For more than a decade, investors have enjoyed the longest bull market in history.
It started in March 2009 as a recovery from the 2008 financial crisis. Since then, the financial markets have produced a slow and steady upward march, resulting in a 334% cumulative gain for the S&P 500.1
However, recent market volatility has some wondering if a bear market is upon us. On August 14, 2019, the Dow Jones Industrial Average (DJIA) lost nearly 800 points. That decline left the DJIA nearly 8% below its high in mid-July.2
The financial markets are facing challenges on several fronts. President Trump announced additional tariffs on nearly $300 billion worth of goods imported from China.

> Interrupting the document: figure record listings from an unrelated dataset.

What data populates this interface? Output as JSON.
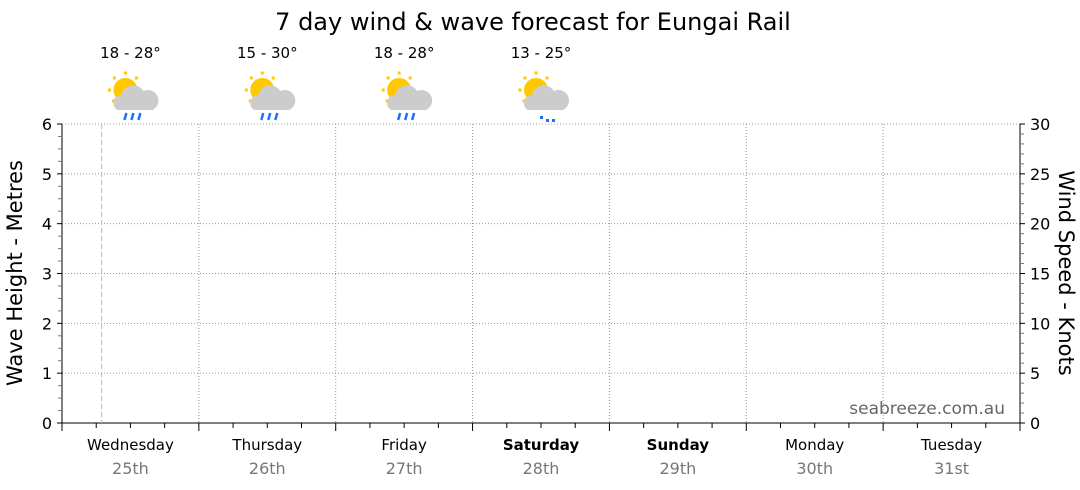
{
  "chart_data": {
    "type": "line",
    "title": "7 day wind & wave forecast for Eungai Rail",
    "ylabel_left": "Wave Height - Metres",
    "ylabel_right": "Wind Speed - Knots",
    "ylim_left": [
      0,
      6
    ],
    "ylim_right": [
      0,
      30
    ],
    "yticks_left": [
      "0",
      "1",
      "2",
      "3",
      "4",
      "5",
      "6"
    ],
    "yticks_right": [
      "0",
      "5",
      "10",
      "15",
      "20",
      "25",
      "30"
    ],
    "grid": true,
    "watermark": "seabreeze.com.au",
    "days": [
      {
        "name": "Wednesday",
        "date": "25th",
        "bold": false
      },
      {
        "name": "Thursday",
        "date": "26th",
        "bold": false
      },
      {
        "name": "Friday",
        "date": "27th",
        "bold": false
      },
      {
        "name": "Saturday",
        "date": "28th",
        "bold": true
      },
      {
        "name": "Sunday",
        "date": "29th",
        "bold": true
      },
      {
        "name": "Monday",
        "date": "30th",
        "bold": false
      },
      {
        "name": "Tuesday",
        "date": "31st",
        "bold": false
      }
    ],
    "forecasts": [
      {
        "temp": "18 - 28°",
        "icon": "sun-cloud-rain-icon"
      },
      {
        "temp": "15 - 30°",
        "icon": "sun-cloud-rain-icon"
      },
      {
        "temp": "18 - 28°",
        "icon": "sun-cloud-rain-icon"
      },
      {
        "temp": "13 - 25°",
        "icon": "sun-cloud-drizzle-icon"
      }
    ],
    "now_marker_day_fraction": 0.29,
    "series": [],
    "colors": {
      "now_line": "#ff9999",
      "grid": "#999999",
      "sun": "#ffc800",
      "cloud": "#cccccc",
      "rain": "#1f6fff",
      "date": "#777777"
    }
  }
}
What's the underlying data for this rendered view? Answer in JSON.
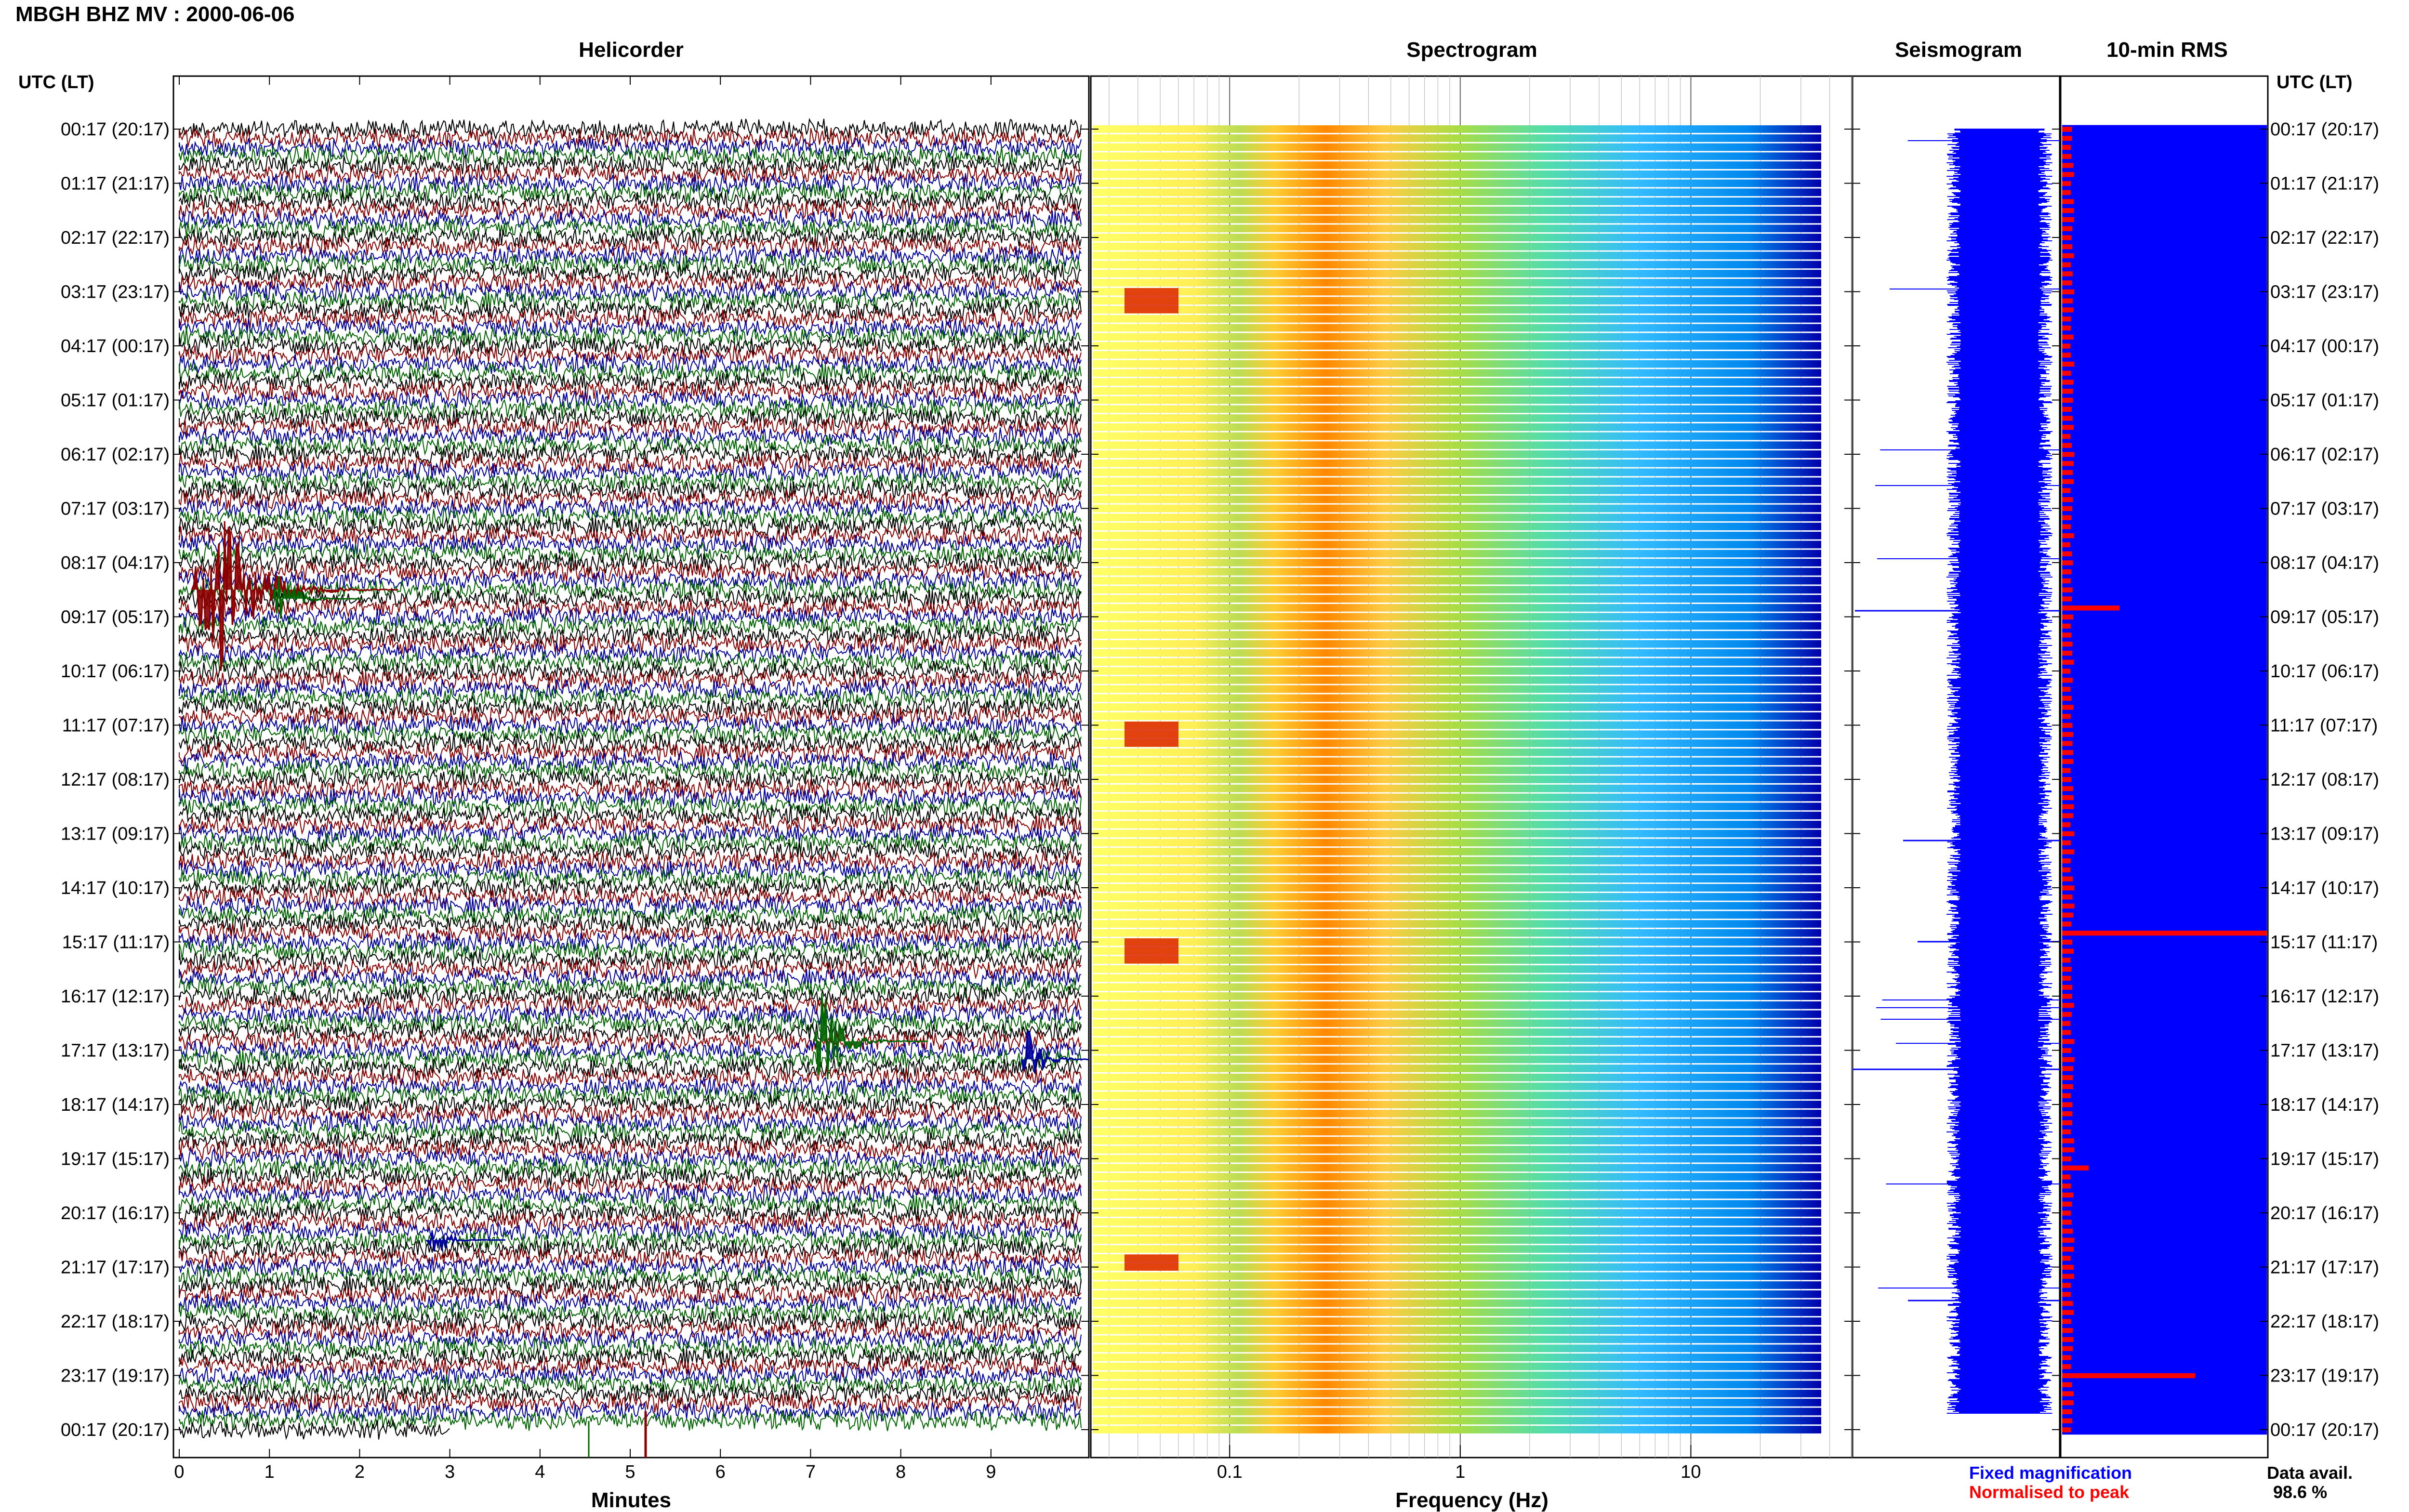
{
  "title": "MBGH BHZ MV : 2000-06-06",
  "panels": {
    "helicorder": "Helicorder",
    "spectrogram": "Spectrogram",
    "seismogram": "Seismogram",
    "rms": "10-min RMS"
  },
  "utc_lt_label": "UTC (LT)",
  "time_labels": [
    "00:17 (20:17)",
    "01:17 (21:17)",
    "02:17 (22:17)",
    "03:17 (23:17)",
    "04:17 (00:17)",
    "05:17 (01:17)",
    "06:17 (02:17)",
    "07:17 (03:17)",
    "08:17 (04:17)",
    "09:17 (05:17)",
    "10:17 (06:17)",
    "11:17 (07:17)",
    "12:17 (08:17)",
    "13:17 (09:17)",
    "14:17 (10:17)",
    "15:17 (11:17)",
    "16:17 (12:17)",
    "17:17 (13:17)",
    "18:17 (14:17)",
    "19:17 (15:17)",
    "20:17 (16:17)",
    "21:17 (17:17)",
    "22:17 (18:17)",
    "23:17 (19:17)",
    "00:17 (20:17)"
  ],
  "xaxis": {
    "minutes_label": "Minutes",
    "minute_ticks": [
      "0",
      "1",
      "2",
      "3",
      "4",
      "5",
      "6",
      "7",
      "8",
      "9"
    ],
    "frequency_label": "Frequency (Hz)",
    "freq_ticks": [
      "0.1",
      "1",
      "10"
    ]
  },
  "legend": {
    "fixed": "Fixed magnification",
    "normalised": "Normalised to peak",
    "data_avail_label": "Data avail.",
    "data_avail_value": "98.6 %"
  },
  "colors": {
    "trace_cycle": [
      "#000000",
      "#8b0000",
      "#0000a0",
      "#006400"
    ],
    "seismogram": "#0000ff",
    "rms_fixed": "#0000ff",
    "rms_normalised": "#ff0000",
    "legend_fixed": "#0000ff",
    "legend_normalised": "#ff0000"
  },
  "chart_data": [
    {
      "type": "line",
      "name": "Helicorder",
      "xlabel": "Minutes",
      "x_range": [
        0,
        10
      ],
      "rows_per_hour": 6,
      "rows": 145,
      "events": [
        {
          "row": 51,
          "minute": 0.3,
          "amplitude": 1.0,
          "color": "#8b0000"
        },
        {
          "row": 52,
          "minute": 1.2,
          "amplitude": 0.3,
          "color": "#006400"
        },
        {
          "row": 101,
          "minute": 7.2,
          "amplitude": 0.45,
          "color": "#006400"
        },
        {
          "row": 103,
          "minute": 9.5,
          "amplitude": 0.3,
          "color": "#0000a0"
        },
        {
          "row": 123,
          "minute": 2.9,
          "amplitude": 0.25,
          "color": "#0000a0"
        }
      ]
    },
    {
      "type": "heatmap",
      "name": "Spectrogram",
      "xlabel": "Frequency (Hz)",
      "x_scale": "log",
      "x_range": [
        0.025,
        50
      ],
      "rows": 145,
      "colormap": [
        "#ffff66",
        "#ffcc33",
        "#ff8800",
        "#dd2200",
        "#aadd44",
        "#55ddaa",
        "#33bbff",
        "#0077ee",
        "#0000aa"
      ]
    },
    {
      "type": "line",
      "name": "Seismogram",
      "rows": 145,
      "color": "#0000ff"
    },
    {
      "type": "bar",
      "name": "10-min RMS",
      "rows": 145,
      "normalised_peaks": [
        {
          "row": 53,
          "value": 0.28
        },
        {
          "row": 89,
          "value": 1.0
        },
        {
          "row": 115,
          "value": 0.13
        },
        {
          "row": 138,
          "value": 0.65
        }
      ]
    }
  ]
}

While he later delayed the implementation of the tariffs, the Chinese government announced that they would retaliate.2
The bond market has also flashed signs of a potential recession. Also, on August 14, the yield for the 10-year Treasury briefly dipped below the two-year Treasury yield. This rate inversion has historically been a reliable indicator of a market downturn and even a recession.2
Given the recent volatility and the volume of negative news, you may be fielding calls from nervous clients. While you can offer the traditional advice to stay the course and focus on the long-term, that advice may not be sufficient for your most risk-averse clients.
It’s impossible to predict the future of the financial markets, but you can take steps to prepare your clients and plan ahead. Now could be the time to recommend vehicles like deferred annuities to reduce your clients’ market risk.